# Well This Should Start Some Discussion....



## egregg57 (Feb 13, 2006)

Well my DW has decided that she _REALLY_ wants to go to Gettysburg. Not sure of the dates but we will probably take a weeks vacation, leave on a Friday evening and leave on the following Saturday.

She's not a big fan of long trips with out a stop so we will probably stop in northern Connecticut on the way down Friday night and Southern Connecticut on the way up on Saturday afternoon.

So you PA Outback, Dog and Trailer people....

Hell froze over....

Well, then again it is the year of the Zombie Apocolypse...

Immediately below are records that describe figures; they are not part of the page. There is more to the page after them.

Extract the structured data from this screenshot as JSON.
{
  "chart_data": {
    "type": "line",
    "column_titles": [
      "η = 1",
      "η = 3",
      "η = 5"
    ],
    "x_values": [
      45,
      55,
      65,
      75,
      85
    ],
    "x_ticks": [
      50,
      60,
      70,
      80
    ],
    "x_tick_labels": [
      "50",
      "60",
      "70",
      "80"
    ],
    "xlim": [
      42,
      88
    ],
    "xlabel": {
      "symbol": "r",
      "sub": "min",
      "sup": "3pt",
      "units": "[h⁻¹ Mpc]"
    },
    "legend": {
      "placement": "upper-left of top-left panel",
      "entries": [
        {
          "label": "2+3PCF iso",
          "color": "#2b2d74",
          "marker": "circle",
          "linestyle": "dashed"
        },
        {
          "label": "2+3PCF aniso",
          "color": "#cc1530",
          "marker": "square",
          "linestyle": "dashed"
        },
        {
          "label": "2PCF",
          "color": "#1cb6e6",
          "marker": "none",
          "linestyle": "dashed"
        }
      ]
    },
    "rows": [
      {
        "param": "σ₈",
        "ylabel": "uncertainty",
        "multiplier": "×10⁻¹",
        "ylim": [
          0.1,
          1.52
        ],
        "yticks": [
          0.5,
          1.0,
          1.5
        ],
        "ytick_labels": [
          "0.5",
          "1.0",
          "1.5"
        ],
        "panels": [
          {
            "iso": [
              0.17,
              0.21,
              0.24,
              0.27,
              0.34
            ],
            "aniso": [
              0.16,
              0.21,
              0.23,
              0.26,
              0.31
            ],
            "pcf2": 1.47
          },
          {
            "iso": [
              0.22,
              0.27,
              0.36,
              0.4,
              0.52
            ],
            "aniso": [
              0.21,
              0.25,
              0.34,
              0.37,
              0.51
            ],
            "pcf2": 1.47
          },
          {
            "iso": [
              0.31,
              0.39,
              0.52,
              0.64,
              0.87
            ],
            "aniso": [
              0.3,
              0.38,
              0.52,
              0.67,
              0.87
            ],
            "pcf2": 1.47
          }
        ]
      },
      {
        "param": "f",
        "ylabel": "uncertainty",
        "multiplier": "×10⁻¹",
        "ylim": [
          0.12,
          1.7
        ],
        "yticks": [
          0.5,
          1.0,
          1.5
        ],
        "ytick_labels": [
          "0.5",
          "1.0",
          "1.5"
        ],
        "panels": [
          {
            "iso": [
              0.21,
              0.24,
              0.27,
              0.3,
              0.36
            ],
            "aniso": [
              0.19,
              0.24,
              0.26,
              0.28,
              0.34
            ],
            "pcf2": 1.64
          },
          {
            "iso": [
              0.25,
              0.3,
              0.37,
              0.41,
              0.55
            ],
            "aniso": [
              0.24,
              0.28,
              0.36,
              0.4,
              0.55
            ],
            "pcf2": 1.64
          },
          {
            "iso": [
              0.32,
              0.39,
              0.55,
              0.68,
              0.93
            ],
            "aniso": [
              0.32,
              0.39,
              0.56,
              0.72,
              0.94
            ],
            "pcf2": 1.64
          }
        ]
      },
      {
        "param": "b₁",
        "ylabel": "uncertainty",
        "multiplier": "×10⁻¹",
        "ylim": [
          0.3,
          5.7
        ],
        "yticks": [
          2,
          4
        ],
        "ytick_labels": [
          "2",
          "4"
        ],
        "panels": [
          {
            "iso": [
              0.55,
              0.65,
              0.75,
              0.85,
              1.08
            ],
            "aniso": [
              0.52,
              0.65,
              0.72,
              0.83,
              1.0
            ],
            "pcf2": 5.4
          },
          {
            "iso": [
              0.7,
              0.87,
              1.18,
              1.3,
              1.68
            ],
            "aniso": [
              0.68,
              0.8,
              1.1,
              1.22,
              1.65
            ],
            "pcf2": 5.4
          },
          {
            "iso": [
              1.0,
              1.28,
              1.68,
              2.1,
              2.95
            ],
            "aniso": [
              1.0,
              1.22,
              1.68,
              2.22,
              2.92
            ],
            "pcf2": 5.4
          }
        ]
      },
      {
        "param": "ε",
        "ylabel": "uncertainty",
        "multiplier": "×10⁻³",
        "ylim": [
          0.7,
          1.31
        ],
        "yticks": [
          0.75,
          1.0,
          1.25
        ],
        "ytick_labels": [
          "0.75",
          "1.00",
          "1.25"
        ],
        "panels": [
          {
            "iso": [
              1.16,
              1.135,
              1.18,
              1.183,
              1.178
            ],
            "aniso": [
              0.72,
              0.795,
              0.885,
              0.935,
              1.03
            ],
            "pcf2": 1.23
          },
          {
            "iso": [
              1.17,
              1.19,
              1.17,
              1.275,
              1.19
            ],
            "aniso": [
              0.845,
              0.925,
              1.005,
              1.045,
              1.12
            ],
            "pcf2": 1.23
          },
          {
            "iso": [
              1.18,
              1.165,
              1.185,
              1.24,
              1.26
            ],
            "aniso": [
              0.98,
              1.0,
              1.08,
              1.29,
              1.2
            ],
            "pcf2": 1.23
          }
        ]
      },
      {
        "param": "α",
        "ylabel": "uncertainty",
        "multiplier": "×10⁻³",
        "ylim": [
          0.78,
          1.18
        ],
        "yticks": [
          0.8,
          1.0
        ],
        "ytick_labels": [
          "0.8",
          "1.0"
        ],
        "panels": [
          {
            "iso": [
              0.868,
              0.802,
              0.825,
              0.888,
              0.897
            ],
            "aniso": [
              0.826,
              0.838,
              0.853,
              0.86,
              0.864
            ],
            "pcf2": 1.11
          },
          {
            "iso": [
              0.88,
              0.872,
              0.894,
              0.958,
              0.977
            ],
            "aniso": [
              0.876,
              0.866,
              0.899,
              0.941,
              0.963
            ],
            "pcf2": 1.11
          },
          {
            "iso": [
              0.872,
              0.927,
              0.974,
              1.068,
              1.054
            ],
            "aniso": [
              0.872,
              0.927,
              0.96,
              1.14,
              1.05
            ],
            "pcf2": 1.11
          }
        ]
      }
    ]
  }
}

If I don't get PA in now.. well I might not have a chance....
.
.
.
.
.
.
.
.
.
.
.
.
_*Wait a minute!*_ 
.
.
.
.
.
.
.
.
WHAT IF the Zombies are in PA!!.......


----------



## CdnOutback (Apr 16, 2010)

egregg57 said:


> .
> WHAT IF the Zombies are in PA!!.......


They'll be joined by one more?...


----------



## egregg57 (Feb 13, 2006)

CdnOutback said:


> .
> WHAT IF the Zombies are in PA!!.......


They'll be joined by one more?...








[/quote]

Hmmmm.... uuuurrrrrrggghhhaaaahhhh.....Maybe










Looks like this is going to be a last week in April thing for us!


----------



## Joonbee (Jan 18, 2008)

We will most likely make this happen so we can spend some time with one of our favorite New Hampshirians and family.

Jim


----------